Car camping is an exciting way to introduce young children to new experiences, but balancing safety with a child’s curiosity can be challenging. Most parents reach for a book or surf the internet for information, but many of these resources only focus on fun activities and omit the basic point: before a family can have a meaningful camping trip, the parents must feel secure.
Help everyone in the family feel safer during the next camping trip:
Take an Orientation Walk
Campgrounds can be fascinating places for young children, help them explore it with an orientation walk. Help the child locate the closest bathroom, the trash/recycling cans, and where to find the Ranger’s Office or Campground Host. If you have a campground map take it with you; identify some prominent landmarks as you help the child explore. Going on an orientation walk helps everyone create his or her own understanding of the campground and feel more comfortable.
Know Your Campsite Number
What is your campsite number? If there is one thing a young child (and parent) should remember, it is the family’s campsite number. To a young child, this is not just a number; it is the place where they can find comfort and safety. It will be one of the questions a Park Ranger will ask a child who is lost.

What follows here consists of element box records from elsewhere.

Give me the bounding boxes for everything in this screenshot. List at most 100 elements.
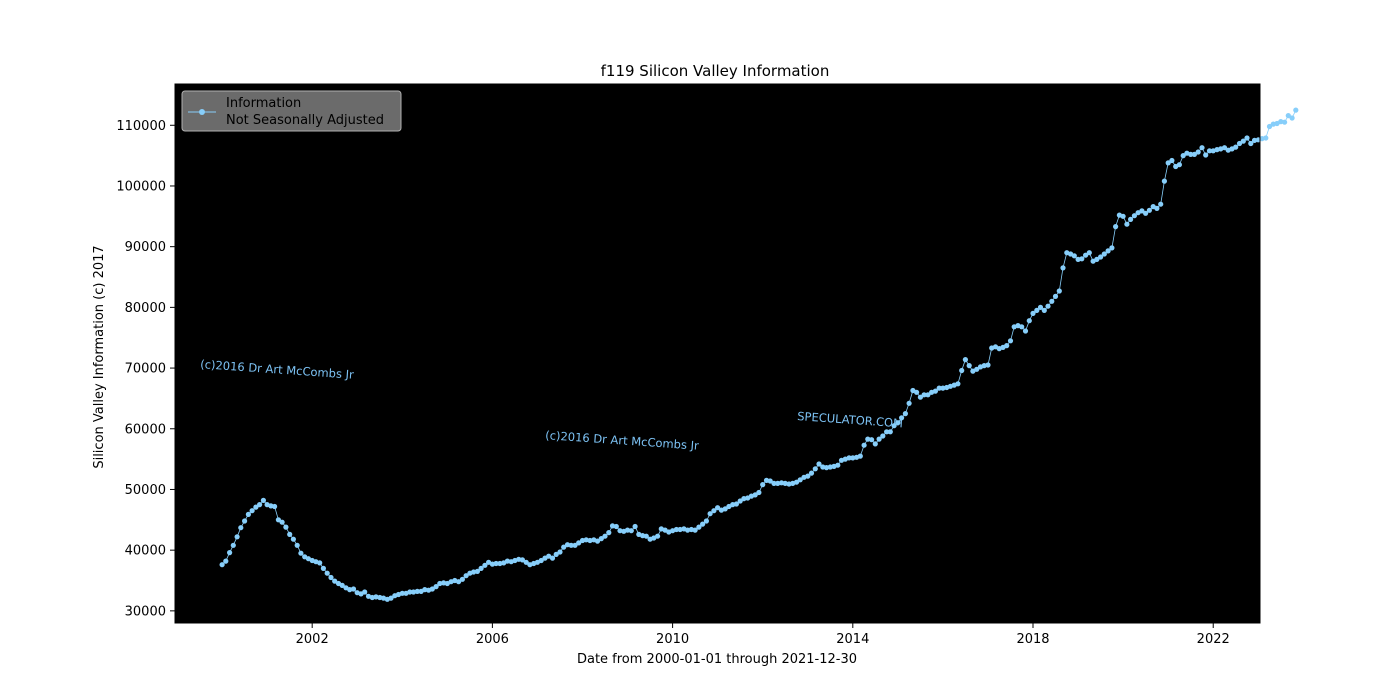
data-point (872, 441, 878, 447)
data-point (696, 524, 702, 530)
data-point (249, 508, 255, 514)
data-point (771, 480, 777, 486)
data-point (287, 531, 293, 538)
data-point (1022, 328, 1029, 334)
data-point (613, 523, 619, 530)
data-point (1007, 338, 1014, 344)
x-axis-label: Date from 2000-01-01 through 2021-12-30 (577, 652, 857, 667)
data-point (1052, 293, 1059, 299)
data-point (628, 528, 634, 534)
legend-entry: Information (226, 96, 301, 111)
data-point (568, 542, 574, 548)
data-point (1188, 151, 1194, 157)
data-point (598, 536, 604, 542)
data-point (1071, 253, 1077, 259)
data-point (549, 555, 556, 561)
data-point (478, 565, 484, 572)
data-point (917, 394, 924, 400)
y-tick-label: 80000 (125, 301, 166, 316)
data-point (793, 479, 800, 485)
data-point (459, 576, 465, 582)
y-tick-label: 50000 (125, 483, 166, 498)
data-point (456, 579, 462, 585)
chart-title: f119 Silicon Valley Information (601, 62, 830, 80)
data-point (805, 473, 811, 479)
data-point (869, 437, 875, 443)
data-point (1060, 265, 1066, 271)
data-point (328, 574, 334, 581)
data-point (1105, 248, 1111, 254)
data-point (767, 478, 773, 484)
data-point (1128, 216, 1134, 222)
data-point (812, 466, 818, 472)
data-point (808, 470, 815, 476)
data-point (816, 461, 822, 467)
data-point (1030, 310, 1036, 316)
data-point (876, 436, 882, 442)
x-tick-label: 2022 (1197, 632, 1230, 647)
data-point (242, 518, 248, 524)
data-point (835, 462, 841, 468)
data-point (895, 420, 901, 426)
data-point (737, 498, 743, 504)
data-point (711, 508, 717, 514)
data-point (317, 560, 323, 566)
data-point (1191, 151, 1197, 157)
data-point (1266, 123, 1273, 130)
data-point (1113, 224, 1119, 230)
data-point (857, 453, 863, 459)
data-point (643, 533, 649, 539)
data-point (846, 455, 852, 461)
y-tick-label: 40000 (125, 544, 166, 559)
data-point (362, 589, 368, 595)
data-point (861, 442, 867, 448)
data-point (632, 523, 638, 530)
data-point (1120, 213, 1126, 219)
data-point (1199, 145, 1205, 151)
data-point (482, 562, 488, 568)
data-point (880, 433, 886, 439)
data-point (884, 429, 890, 435)
data-point (290, 536, 296, 542)
y-tick-label: 90000 (125, 240, 166, 255)
data-point (561, 544, 567, 550)
data-point (1101, 251, 1107, 257)
data-point (1263, 135, 1269, 141)
data-point (1176, 162, 1182, 168)
data-point (283, 524, 289, 530)
data-point (974, 366, 980, 372)
data-point (1233, 144, 1239, 150)
data-point (606, 530, 612, 536)
plot-frame (174, 83, 1261, 624)
data-point (959, 367, 965, 374)
data-point (936, 385, 942, 391)
data-point (1293, 107, 1299, 113)
data-point (1131, 213, 1137, 219)
data-point (557, 549, 563, 555)
data-point (1019, 324, 1025, 330)
data-point (921, 392, 927, 398)
data-point (519, 557, 526, 563)
data-point (1037, 304, 1044, 310)
data-point (966, 363, 972, 369)
data-point (523, 559, 529, 565)
data-point (1285, 113, 1291, 119)
data-point (1282, 119, 1288, 125)
data-point (1289, 115, 1295, 121)
data-point (1203, 152, 1209, 158)
data-point (538, 557, 544, 564)
y-tick-label: 100000 (116, 179, 166, 194)
y-axis-label: Silicon Valley Information (c) 2017 (92, 245, 107, 468)
data-point (673, 526, 680, 533)
data-point (985, 362, 991, 368)
data-point (891, 423, 897, 429)
data-point (260, 497, 266, 503)
x-tick-label: 2014 (836, 632, 869, 647)
data-point (962, 357, 969, 363)
data-point (1056, 288, 1062, 294)
data-point (572, 542, 578, 548)
data-point (1004, 343, 1010, 349)
x-axis: 2002 2006 2010 2014 2018 2022 (296, 623, 1230, 647)
data-point (756, 489, 762, 496)
data-point (1248, 140, 1254, 147)
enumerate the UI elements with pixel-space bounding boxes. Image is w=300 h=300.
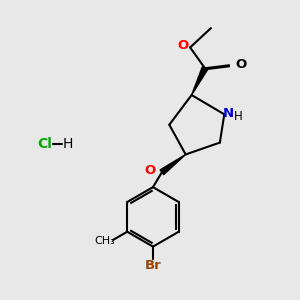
Text: H: H [63, 137, 74, 151]
Text: O: O [235, 58, 247, 71]
Text: O: O [177, 40, 189, 52]
Text: O: O [144, 164, 155, 177]
Text: Br: Br [145, 259, 161, 272]
Text: CH₃: CH₃ [94, 236, 115, 245]
Text: N: N [223, 106, 234, 120]
Polygon shape [160, 154, 186, 175]
Polygon shape [192, 67, 208, 95]
Text: Cl: Cl [37, 137, 52, 151]
Text: H: H [234, 110, 242, 123]
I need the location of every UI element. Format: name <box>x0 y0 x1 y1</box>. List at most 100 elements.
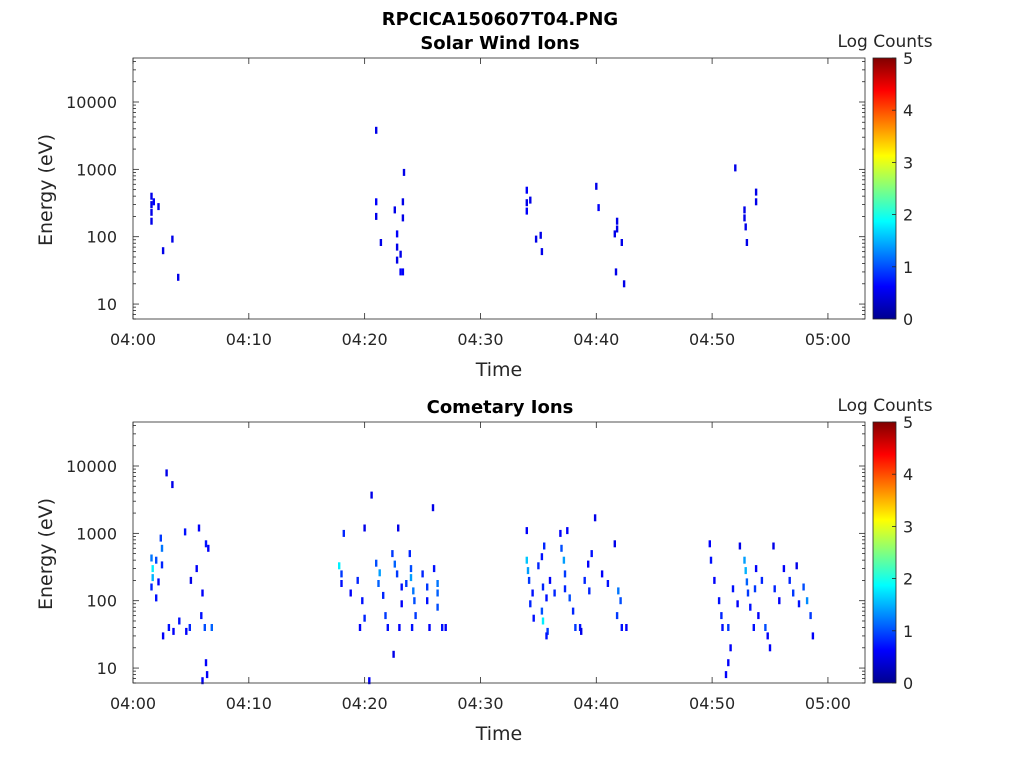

Identify an Emergency Location
Identify the location where your family should gather if there is an emergency (like a forest fire, earthquake etc.). Everyone should know where this gathering spot is located. Depending on where you are camping the emergency location could be your campsite, the car, the Visitor Center or another agreed to spot.
Locate the Essential Stuff
If a problem arises, it can be exacerbated by not knowing where the essential items are located. Everyone should know where the first aid kit is stored. Each member of the family should have a flashlight. If a child needs access to regular medication, do both parents know where it is kept? If a family member needs access to the car, where are the keys? Other essential items can include a campground/park map, compass, sunglasses, pocketknife, matches, insect repellents, hats, and sunscreen.
A campground can appear like a big playground for children. It can be easy to get caught up in the play, wander too far and have the parents worry. Parents should set boundaries so kids know how far is too far.
Calling for Help
All parents are concerned about their children becoming lost or being in dangerous situations. As a precaution, many parents give their child a phone. Phones are good ideas; however, too often the campground is located in an area that does not receive cell service. As a reliable backup, all kids (and parents) should have a safety whistle on their daypack. This said, there is a great responsibility for both children and parents about when a whistle is used. The circumstances for when a whistle is used should be discussed thoroughly and understood by the family.